Published 31 August 2022 in Conversations
Through our curatorial programmes at the Javett Art Centre at the University of Pretoria (Javett-UP) we aim to challenge the imagination, inspire new ways of thinking, unsettle obsolete concepts and ‘assumed’ knowledge by unlearning together with our publics and rethinking the role an art centre can play in an ever-changing society.
SCENORAMA is a curatorial project that stages artistic positions that help us to experiment with how re-learning together can be choreographed as an active process as well as how entrenched knowledges about what an art space can be and do can be unsettled. In response to SCENORAMA, the Visual Culture Studies department (VKK) at the University of Pretoria incorporated this curatorial project into their third year curriculum for the second semester themed: Visual and Virtual Space. As part of their project, the students had to explore an exhibition that aims to offer institutional critique in setting up a discourse away from the centrality of the West to encompass a more inclusive and democratic curatorial experience.

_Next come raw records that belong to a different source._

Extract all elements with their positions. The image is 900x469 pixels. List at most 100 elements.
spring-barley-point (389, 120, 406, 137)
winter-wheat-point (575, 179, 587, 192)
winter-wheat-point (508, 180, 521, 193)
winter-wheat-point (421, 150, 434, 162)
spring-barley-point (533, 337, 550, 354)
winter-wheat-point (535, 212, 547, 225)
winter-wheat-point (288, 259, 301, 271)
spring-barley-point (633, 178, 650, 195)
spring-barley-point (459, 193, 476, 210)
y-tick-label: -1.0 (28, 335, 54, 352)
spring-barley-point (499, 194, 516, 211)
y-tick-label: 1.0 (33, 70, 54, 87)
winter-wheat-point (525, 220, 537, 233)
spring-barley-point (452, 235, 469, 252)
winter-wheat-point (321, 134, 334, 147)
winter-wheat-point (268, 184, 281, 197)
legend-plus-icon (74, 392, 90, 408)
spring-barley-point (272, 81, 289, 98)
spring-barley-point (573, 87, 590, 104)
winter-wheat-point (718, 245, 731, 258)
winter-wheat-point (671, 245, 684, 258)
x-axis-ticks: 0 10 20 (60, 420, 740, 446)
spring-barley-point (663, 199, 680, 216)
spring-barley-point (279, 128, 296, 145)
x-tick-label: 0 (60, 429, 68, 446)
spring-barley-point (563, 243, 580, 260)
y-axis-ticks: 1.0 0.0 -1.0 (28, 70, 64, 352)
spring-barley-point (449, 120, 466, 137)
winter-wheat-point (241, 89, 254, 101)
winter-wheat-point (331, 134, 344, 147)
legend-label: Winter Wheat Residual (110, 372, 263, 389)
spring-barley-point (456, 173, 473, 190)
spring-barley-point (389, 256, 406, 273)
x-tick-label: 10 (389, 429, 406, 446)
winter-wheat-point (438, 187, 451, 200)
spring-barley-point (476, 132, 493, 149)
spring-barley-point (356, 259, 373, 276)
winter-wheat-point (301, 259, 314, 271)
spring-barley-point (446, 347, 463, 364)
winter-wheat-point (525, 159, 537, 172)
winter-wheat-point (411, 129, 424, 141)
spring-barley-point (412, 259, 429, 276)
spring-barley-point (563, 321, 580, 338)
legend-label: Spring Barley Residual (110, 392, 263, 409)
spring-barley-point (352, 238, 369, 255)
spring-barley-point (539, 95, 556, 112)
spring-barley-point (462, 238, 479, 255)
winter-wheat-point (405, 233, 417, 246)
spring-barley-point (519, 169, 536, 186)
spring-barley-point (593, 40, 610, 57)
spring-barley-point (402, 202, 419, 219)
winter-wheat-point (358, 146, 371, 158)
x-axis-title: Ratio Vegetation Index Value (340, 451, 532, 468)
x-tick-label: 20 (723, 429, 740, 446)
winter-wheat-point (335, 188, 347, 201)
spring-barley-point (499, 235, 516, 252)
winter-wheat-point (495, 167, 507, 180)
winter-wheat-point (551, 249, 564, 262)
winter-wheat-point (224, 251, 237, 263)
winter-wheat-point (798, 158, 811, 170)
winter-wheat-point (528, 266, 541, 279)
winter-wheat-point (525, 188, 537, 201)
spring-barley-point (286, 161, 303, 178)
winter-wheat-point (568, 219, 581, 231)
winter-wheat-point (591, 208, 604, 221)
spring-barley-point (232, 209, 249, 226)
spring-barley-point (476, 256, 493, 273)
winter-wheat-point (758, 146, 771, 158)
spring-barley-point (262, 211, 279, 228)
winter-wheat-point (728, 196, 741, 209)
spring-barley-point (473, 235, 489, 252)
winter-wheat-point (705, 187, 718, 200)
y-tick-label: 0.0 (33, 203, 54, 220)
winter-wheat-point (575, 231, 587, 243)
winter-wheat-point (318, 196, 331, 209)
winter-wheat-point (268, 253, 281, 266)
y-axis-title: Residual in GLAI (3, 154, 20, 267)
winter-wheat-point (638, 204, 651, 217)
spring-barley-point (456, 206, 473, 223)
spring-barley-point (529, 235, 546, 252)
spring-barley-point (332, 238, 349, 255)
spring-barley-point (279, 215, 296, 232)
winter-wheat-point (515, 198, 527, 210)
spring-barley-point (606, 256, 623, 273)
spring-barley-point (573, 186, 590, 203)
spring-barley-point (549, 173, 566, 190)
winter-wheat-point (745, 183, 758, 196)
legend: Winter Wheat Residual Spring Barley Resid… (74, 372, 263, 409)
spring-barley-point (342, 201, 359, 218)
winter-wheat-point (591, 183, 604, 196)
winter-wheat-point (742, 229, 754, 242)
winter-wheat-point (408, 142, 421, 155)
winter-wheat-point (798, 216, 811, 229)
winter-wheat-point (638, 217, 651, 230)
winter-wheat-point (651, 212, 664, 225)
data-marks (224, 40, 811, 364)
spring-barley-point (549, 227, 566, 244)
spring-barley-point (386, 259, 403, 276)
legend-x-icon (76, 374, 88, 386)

Approximately 91 third-year students embarked on an exploration of the SCENORAMA space guided by Danielle Oosthuizen, our Education and Public Engagement Coordinator and Gillian Fleischmann, our Curatorial Assistant through a form of conversational tours over a period of four days. These tours focused on reading SCENORAMA through established curatorial discourses, specific decisions taken by artists and curators, spaces of art as sites of power and surveillance, ideologies and a critic of institutional culture.
SCENORAMA offers a non-traditional viewer experience, whereby guests can interact with artworks as they develop and change over time in the gallery space and beyond, such as the work of Nyakallo Maleke, Nolan Oswald Dennis, Paulo Nazareth, Luana Vitra, Manyaku Mashilo and Zara Julius. The fluid and non-fixed elements found in SCENORAMA allows for networks of shared experiences, belief and knowledge systems across different but connected localities to be amplified. This approach in turn strengthens the Javett-UP’s vision of creating an art centre that is a living school.
Throughout the tours, students were interested in the artist’s works and the themes evoked. They were curious about the curatorial approach and methods of display used which choreographed how their bodies and minds navigated the space. We hope that this experimental attitude to curatorial work opens up avenues for their future creative approaches as students and in their future professional practices.